UCL Centre for the Forensic Sciences


Kelly Cheshire

Research synopsis: Evaluating geochemical analysis methods for forensic use.

Geochemical analysis of soils and sediments

Trace evidence: Soil and sediments are a form of trace evidence that can provide valuable insight into an investigation. They can be used to ascertain potential provenance, or whether a place or person of interest may be excluded from an investigation.

Chemical analysis: The physical techniques for assessing this form of evidence has been documented thoroughly in the literature, however chemical analysis still requires more attention. Chemical analysis is desirable for several reasons: it can be automated; it is fast; and it allows for simultaneous qualitative and quantitative analysis of major and trace elements.

Aims of research: My research aims to address the issues associated with the geochemical analysis of soil and sediment evidence that are of mixed provenance and from discrete locations.

Techniques used:

  • ICP-MS and ICP-AES will be the main focus of the research as they require a minimal amount of material to conduct the analysis (0.1g) which is essential when working within the forensic domain.
  • XRF will be used in order to compare accuracy between methods.
  • IRMS will be used to establish if isotopes have the potential to discriminate between locations that are of close proximity to one another.
  • QEMSCAN technology will be used to ascertain to what extent sites may be discriminated and mixtures understood, based on their mineralogy.

Establishing a protocol: There is currently no internationally accepted protocol for the analysis of soils and sediments within forensic laboratories.
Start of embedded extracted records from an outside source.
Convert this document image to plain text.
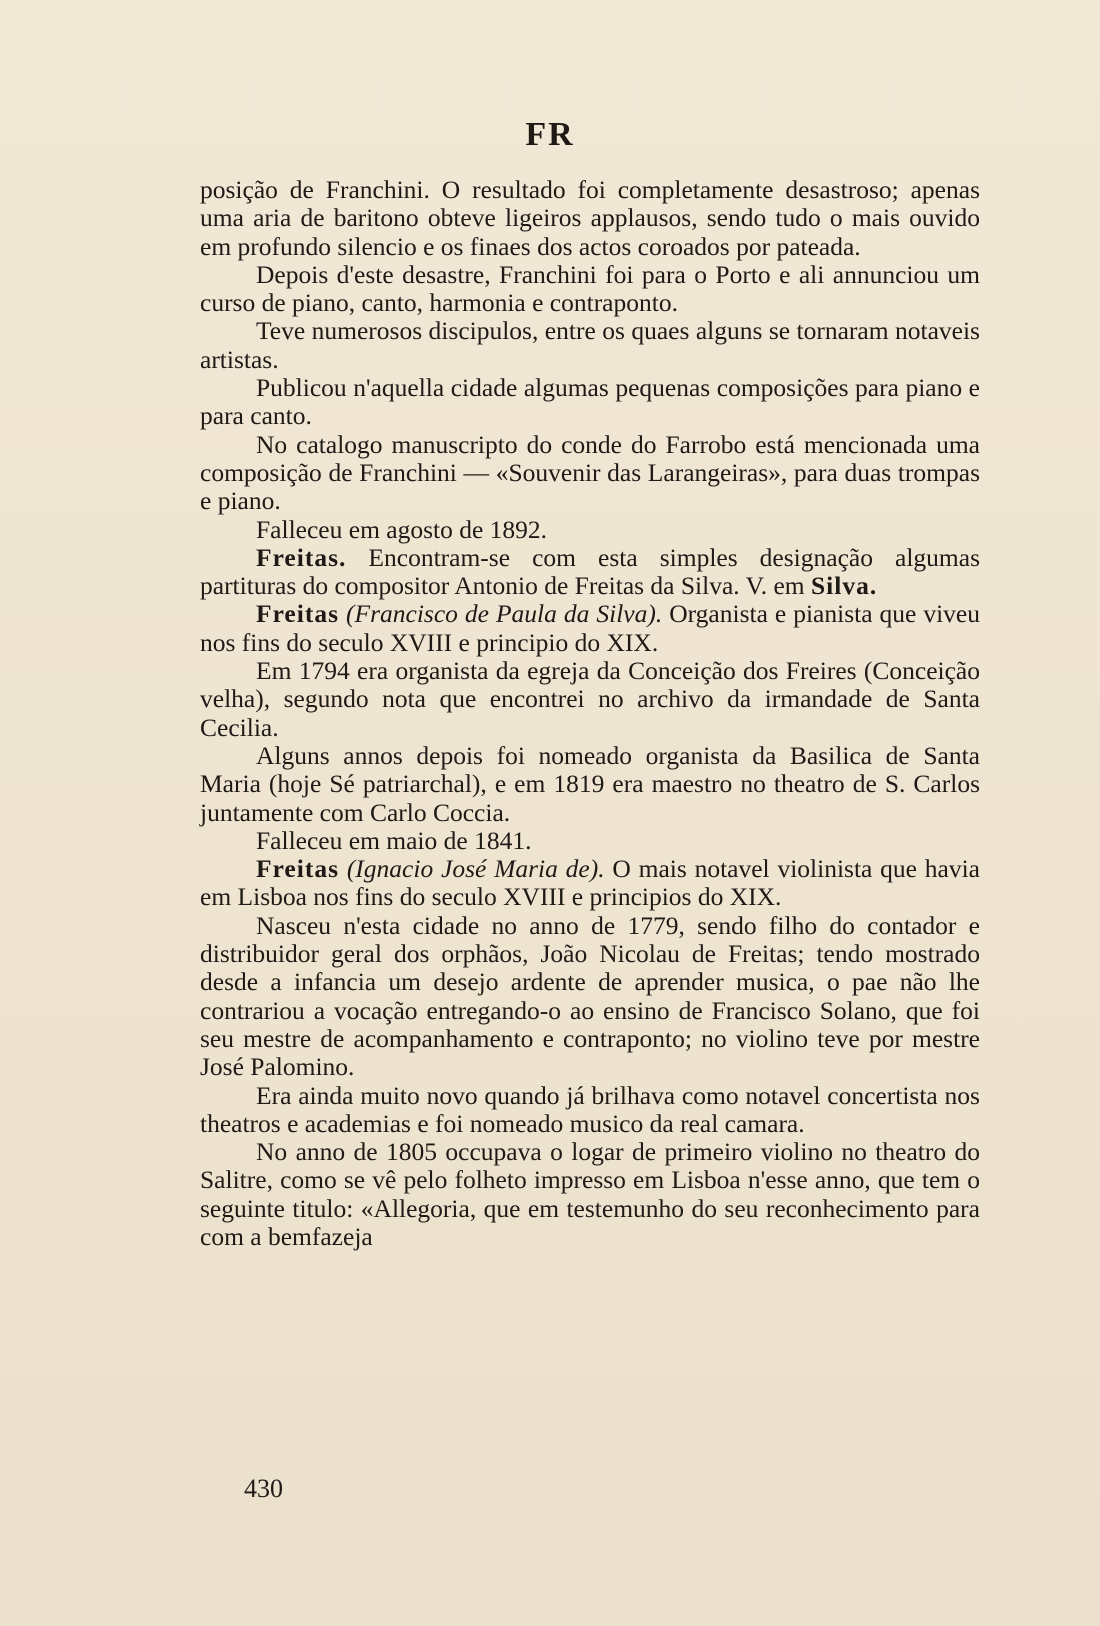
FR

posição de Franchini. O resultado foi completamente desastroso; apenas uma aria de baritono obteve ligeiros applausos, sendo tudo o mais ouvido em profundo silencio e os finaes dos actos coroados por pateada.

Depois d'este desastre, Franchini foi para o Porto e ali annunciou um curso de piano, canto, harmonia e contraponto.

Teve numerosos discipulos, entre os quaes alguns se tornaram notaveis artistas.

Publicou n'aquella cidade algumas pequenas composições para piano e para canto.

No catalogo manuscripto do conde do Farrobo está mencionada uma composição de Franchini — «Souvenir das Larangeiras», para duas trompas e piano.

Falleceu em agosto de 1892.

Freitas. Encontram-se com esta simples designação algumas partituras do compositor Antonio de Freitas da Silva. V. em Silva.

Freitas (Francisco de Paula da Silva). Organista e pianista que viveu nos fins do seculo XVIII e principio do XIX.

Em 1794 era organista da egreja da Conceição dos Freires (Conceição velha), segundo nota que encontrei no archivo da irmandade de Santa Cecilia.

Alguns annos depois foi nomeado organista da Basilica de Santa Maria (hoje Sé patriarchal), e em 1819 era maestro no theatro de S. Carlos juntamente com Carlo Coccia.

Falleceu em maio de 1841.

Freitas (Ignacio José Maria de). O mais notavel violinista que havia em Lisboa nos fins do seculo XVIII e principios do XIX.

Nasceu n'esta cidade no anno de 1779, sendo filho do contador e distribuidor geral dos orphãos, João Nicolau de Freitas; tendo mostrado desde a infancia um desejo ardente de aprender musica, o pae não lhe contrariou a vocação entregando-o ao ensino de Francisco Solano, que foi seu mestre de acompanhamento e contraponto; no violino teve por mestre José Palomino.

Era ainda muito novo quando já brilhava como notavel concertista nos theatros e academias e foi nomeado musico da real camara.

No anno de 1805 occupava o logar de primeiro violino no theatro do Salitre, como se vê pelo folheto impresso em Lisboa n'esse anno, que tem o seguinte titulo: «Allegoria, que em testemunho do seu reconhecimento para com a bemfazeja

430
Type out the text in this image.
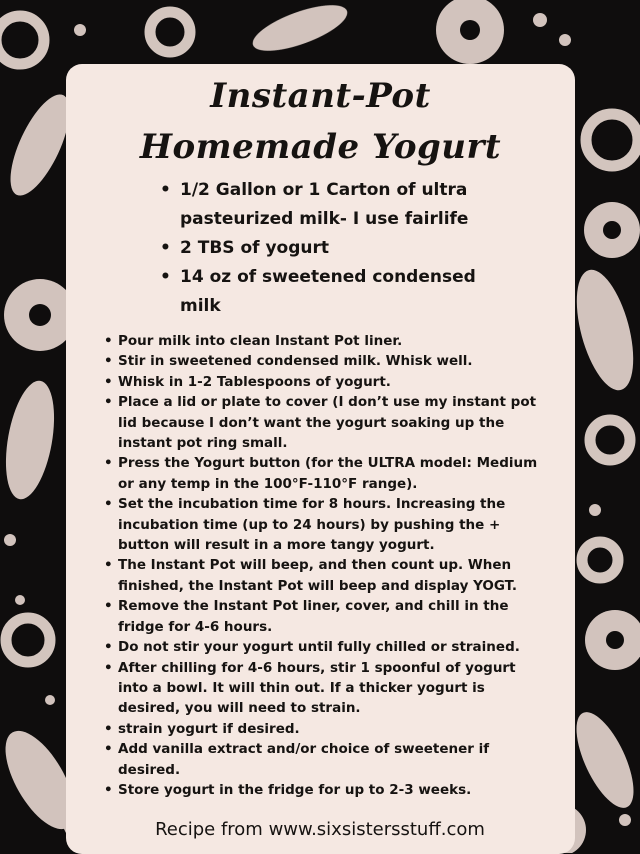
Instant-Pot
Homemade Yogurt
• 1/2 Gallon or 1 Carton of ultra pasteurized milk- I use fairlife
• 2 TBS of yogurt
• 14 oz of sweetened condensed milk
• Pour milk into clean Instant Pot liner.
• Stir in sweetened condensed milk. Whisk well.
• Whisk in 1-2 Tablespoons of yogurt.
• Place a lid or plate to cover (I don’t use my instant pot lid because I don’t want the yogurt soaking up the instant pot ring small.
• Press the Yogurt button (for the ULTRA model: Medium or any temp in the 100°F-110°F range).
• Set the incubation time for 8 hours. Increasing the incubation time (up to 24 hours) by pushing the + button will result in a more tangy yogurt.
• The Instant Pot will beep, and then count up. When finished, the Instant Pot will beep and display YOGT.
• Remove the Instant Pot liner, cover, and chill in the fridge for 4-6 hours.
• Do not stir your yogurt until fully chilled or strained.
• After chilling for 4-6 hours, stir 1 spoonful of yogurt into a bowl. It will thin out. If a thicker yogurt is desired, you will need to strain.
• strain yogurt if desired.
• Add vanilla extract and/or choice of sweetener if desired.
• Store yogurt in the fridge for up to 2-3 weeks.
Recipe from www.sixsistersstuff.com
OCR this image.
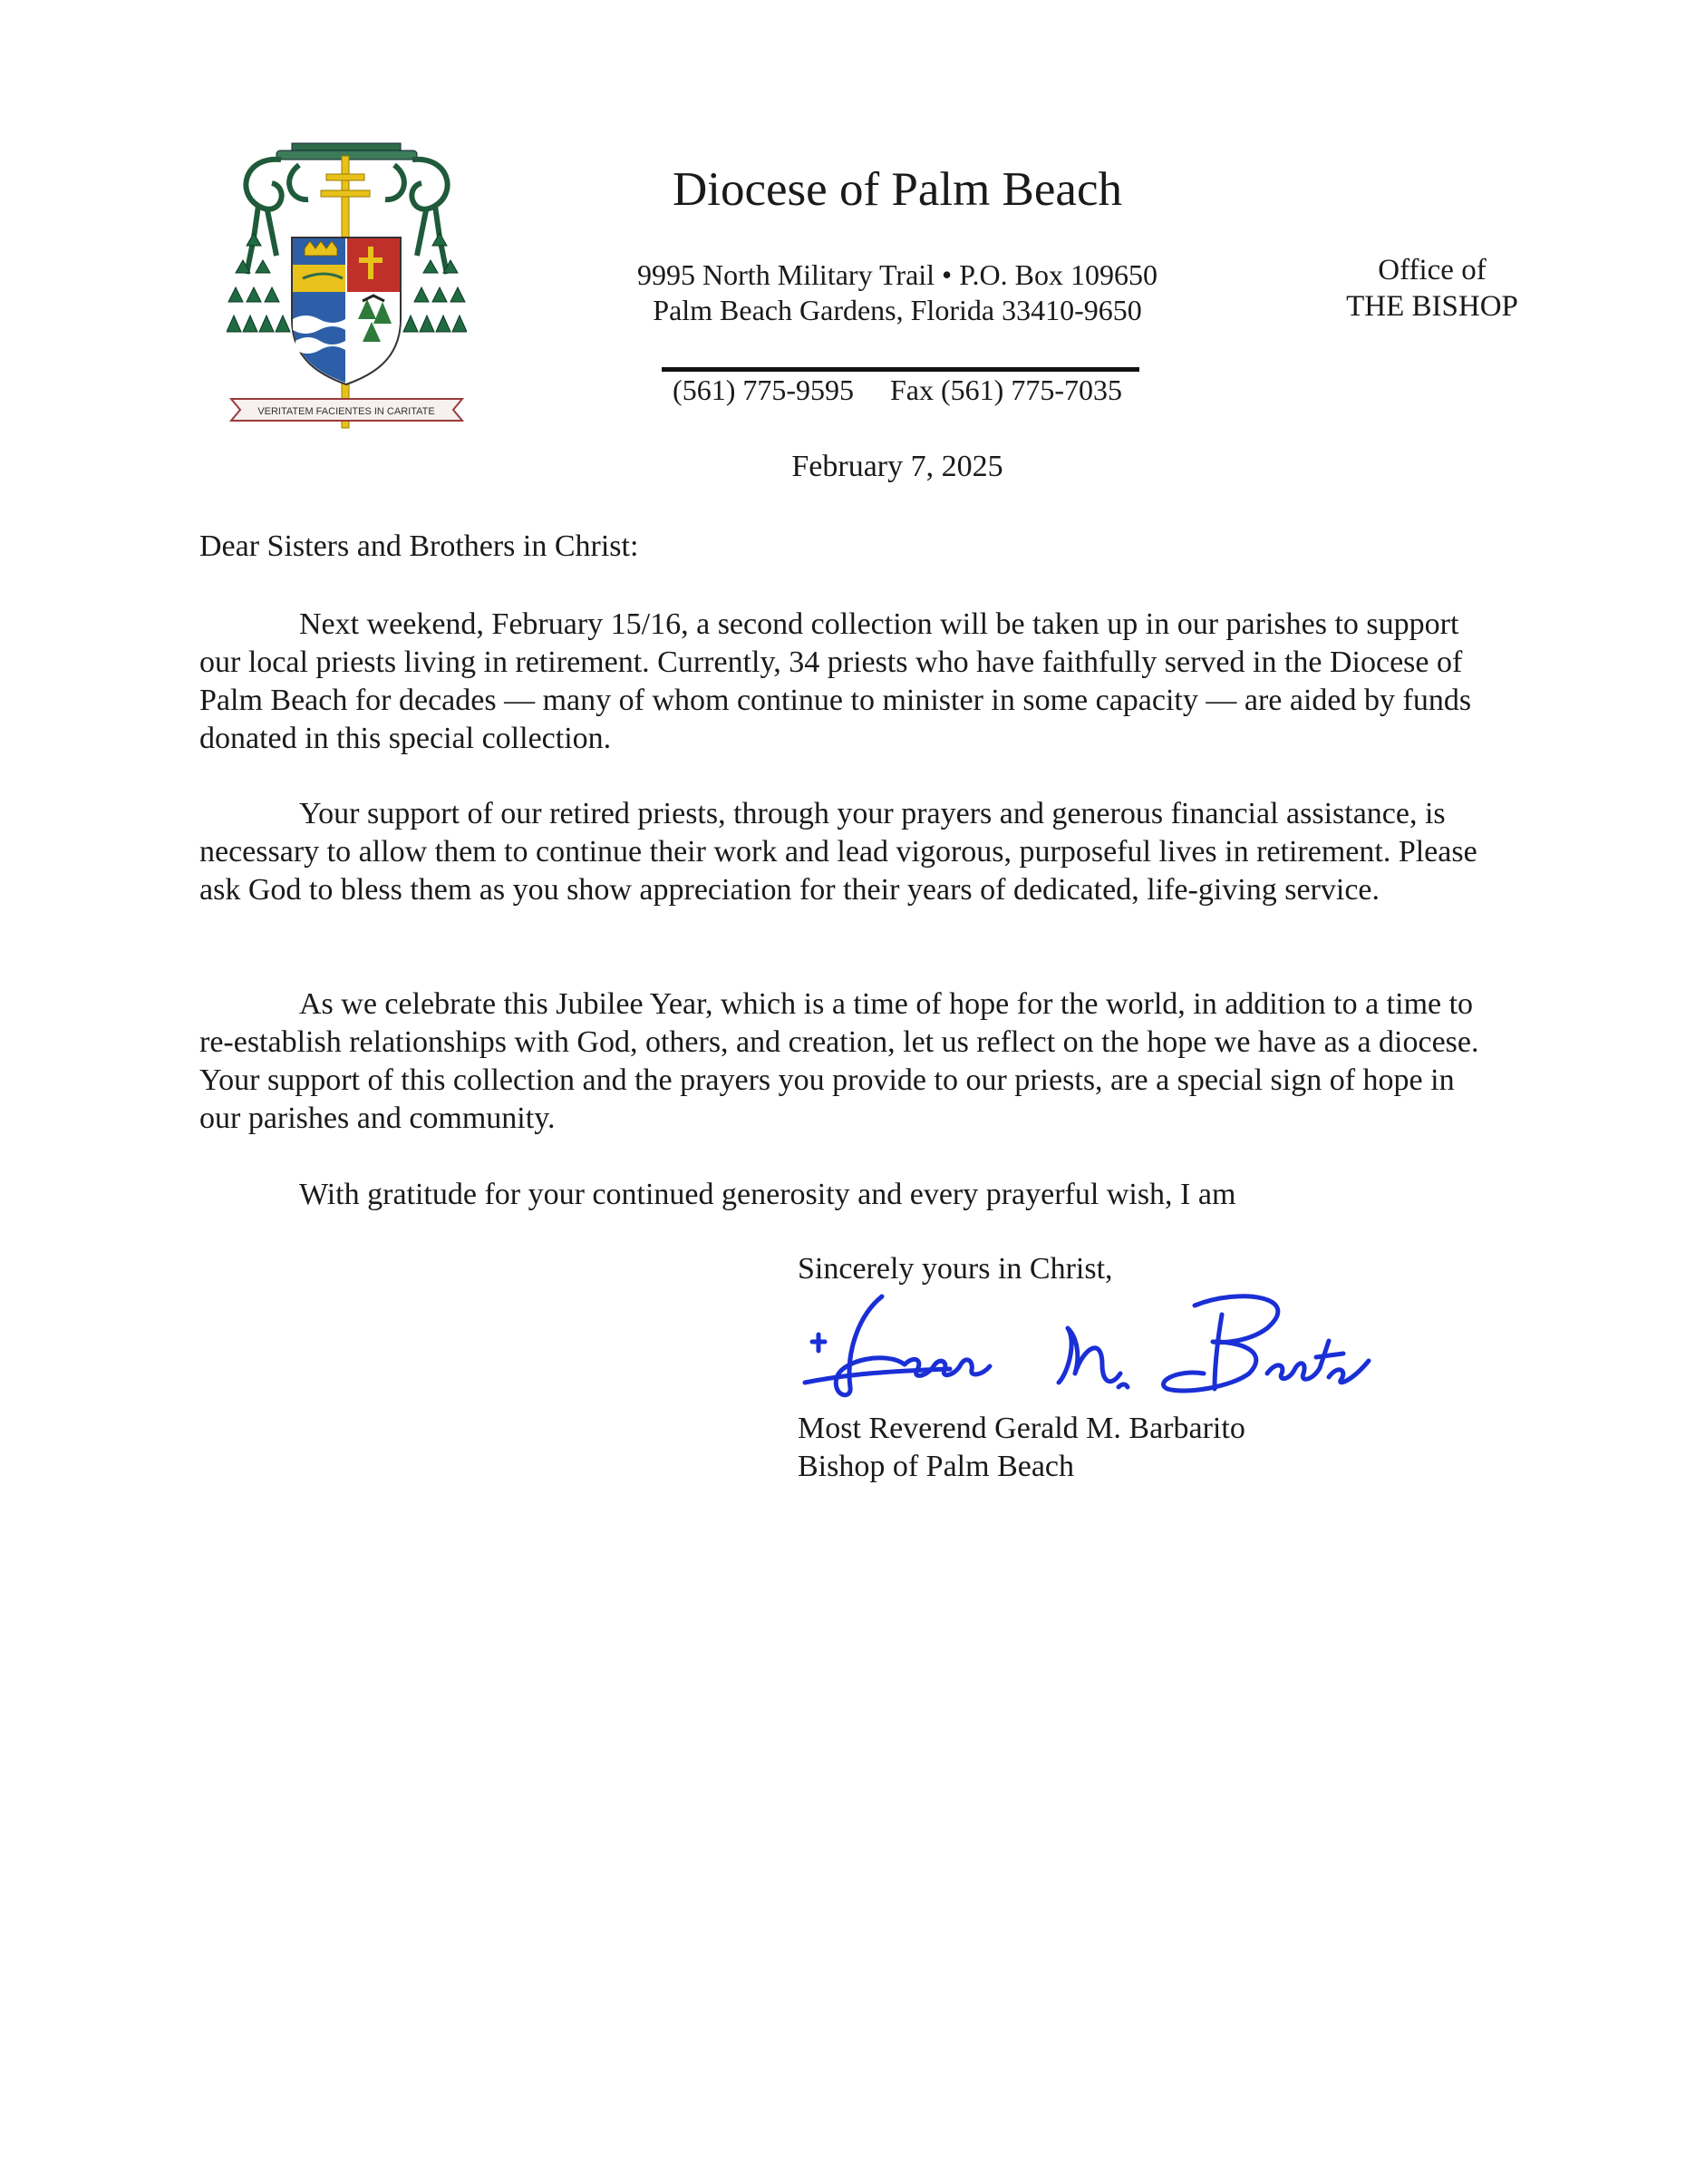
VERITATEM FACIENTES IN CARITATE
Diocese of Palm Beach
9995 North Military Trail • P.O. Box 109650
Palm Beach Gardens, Florida 33410-9650
(561) 775-9595     Fax (561) 775-7035
Office of
THE BISHOP
February 7, 2025
Dear Sisters and Brothers in Christ:

Next weekend, February 15/16, a second collection will be taken up in our parishes to support our local priests living in retirement. Currently, 34 priests who have faithfully served in the Diocese of Palm Beach for decades — many of whom continue to minister in some capacity — are aided by funds donated in this special collection.

Your support of our retired priests, through your prayers and generous financial assistance, is necessary to allow them to continue their work and lead vigorous, purposeful lives in retirement. Please ask God to bless them as you show appreciation for their years of dedicated, life-giving service.

As we celebrate this Jubilee Year, which is a time of hope for the world, in addition to a time to re-establish relationships with God, others, and creation, let us reflect on the hope we have as a diocese. Your support of this collection and the prayers you provide to our priests, are a special sign of hope in our parishes and community.

With gratitude for your continued generosity and every prayerful wish, I am

Sincerely yours in Christ,
Most Reverend Gerald M. Barbarito
Bishop of Palm Beach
My research will also look to establish a protocol for the collection, storage and preparation of samples (as these can all have an effect on the results obtained from analysis). It is hoped that by deriving a way to obtain accurate geochemical signatures for samples, this information can be used in conjunction with other forms of independent analysis in order to give a meaningful and reliable interpretation of the evidence for use in a court of law.